Overselling Yourself Could Come at a Cost

by Brian Skory

When it comes to preparing your resume, your 30 second "elevator speech," a LinkedIn Profile, preparing for an interview and, ultimately, pitching yourself to a prospective employer, the vast majority of topics I've covered concerned selling yourself. As I've discussed over and over, these are your opportunities to present yourself in a way that persuades a prospective employer that you are, indeed, the person they've been looking for.

Something that has recently come to my attention, however, has to do with the topic of overselling yourself in the interview. I am not talking about situations where someone blatantly lies about their capabilities (something, by the way, which I strongly recommend against). Claiming to know C# when you have only casually dabbled in it would be an example of that type of fabrication. Rather, I'm talking about making ambitious promises—which, while well intentioned, in reality have a good chance of bouncing back on you if undelivered.

One company we know had a need for business development in a very specific technical space. One of the candidates they were interviewing had plenty of business development experience in several different sectors but not specifically in theirs. He didn't see it as an issue, however. Business development was business development in his mind. So he worked very hard to convince the hiring manager of his capability to transfer his skills and knowledge base to their particular space. Eventually, the hiring manager was sold and decided to bring him on. Unexpectedly to this candidate, coming up to speed on their product line proved far more difficult than he had anticipated, and eventually he was let go for "weak performance."

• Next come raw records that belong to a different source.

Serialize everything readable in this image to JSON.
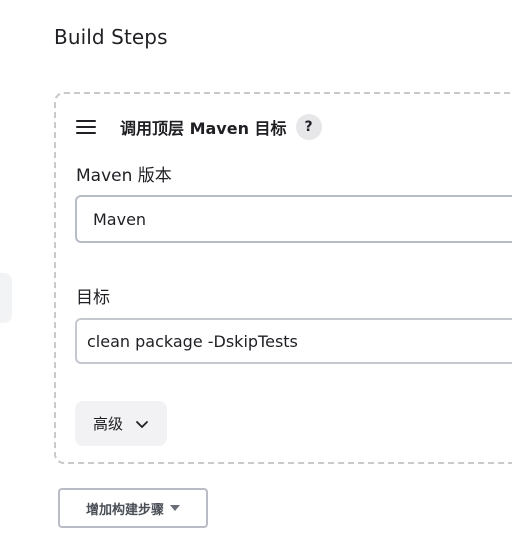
{
  "section": {
    "title": "Build Steps"
  },
  "step": {
    "title": "调用顶层 Maven 目标",
    "help_label": "?",
    "maven_version_label": "Maven 版本",
    "maven_version_value": "Maven",
    "goals_label": "目标",
    "goals_value": "clean package -DskipTests",
    "advanced_label": "高级"
  },
  "actions": {
    "add_step_label": "增加构建步骤"
  },
  "icons": {
    "drag_handle": "drag-handle-icon",
    "help": "help-icon",
    "advanced_chevron": "chevron-down-icon",
    "add_step_caret": "caret-down-icon"
  }
}
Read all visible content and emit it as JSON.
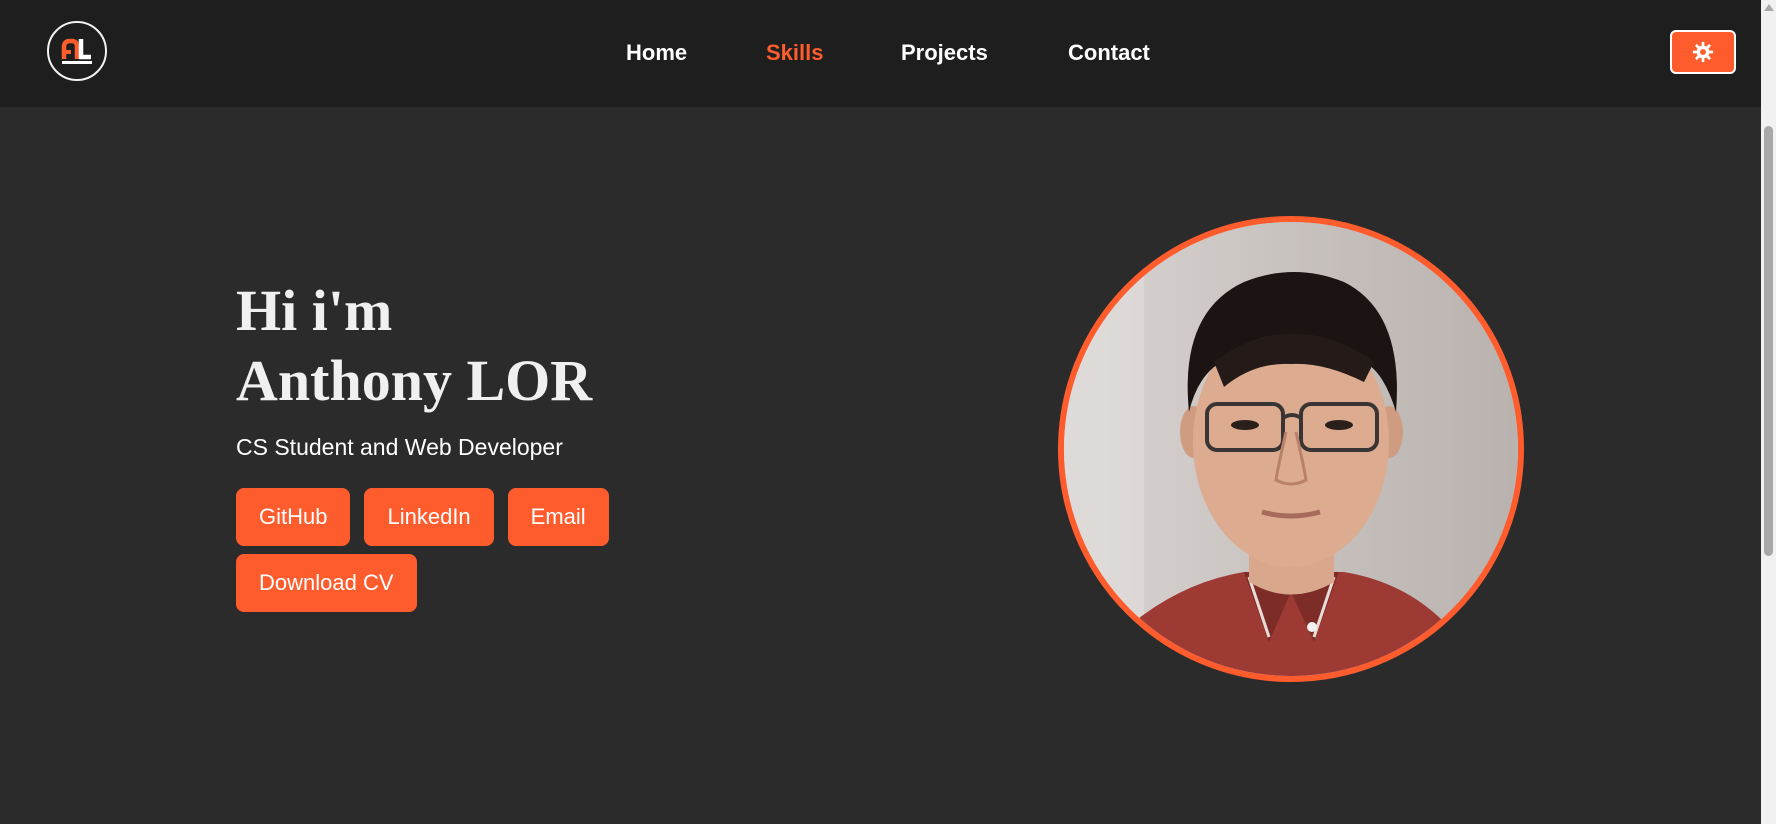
{
  "brand": {
    "logo_text": "AL"
  },
  "nav": {
    "items": [
      {
        "label": "Home",
        "active": false
      },
      {
        "label": "Skills",
        "active": true
      },
      {
        "label": "Projects",
        "active": false
      },
      {
        "label": "Contact",
        "active": false
      }
    ]
  },
  "theme_toggle": {
    "icon": "gear-icon"
  },
  "hero": {
    "title_line1": "Hi i'm",
    "title_line2": "Anthony LOR",
    "subtitle": "CS Student and Web Developer",
    "buttons": {
      "github": "GitHub",
      "linkedin": "LinkedIn",
      "email": "Email",
      "download_cv": "Download CV"
    }
  },
  "colors": {
    "accent": "#ff5c2e",
    "background": "#2b2b2b",
    "navbar": "#1e1e1e",
    "text": "#ffffff"
  }
}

Another company was doing scientific development in C#. One of the developers interviewing for the role was well versed in that arena but as a C developer. He, too, convinced the hiring manager that it was a small task for him to come up to speed on C#, but after months of frustration on many fronts, both he and his manager decided it was not a good fit and they parted ways.
The biggest problem in both of these cases is that each candidate must now account for the fact that they were only at their new position for a handful of months. They could choose to simply not list the position on their resume, but now they have to account for that period of time.

It is much better to avoid these complications by being honest with yourself about your capabilities and not setting yourself up for these types of failures by overselling yourself in your job interview. Promise to deliver what you know you can and your new job experience should be much more pleasurable.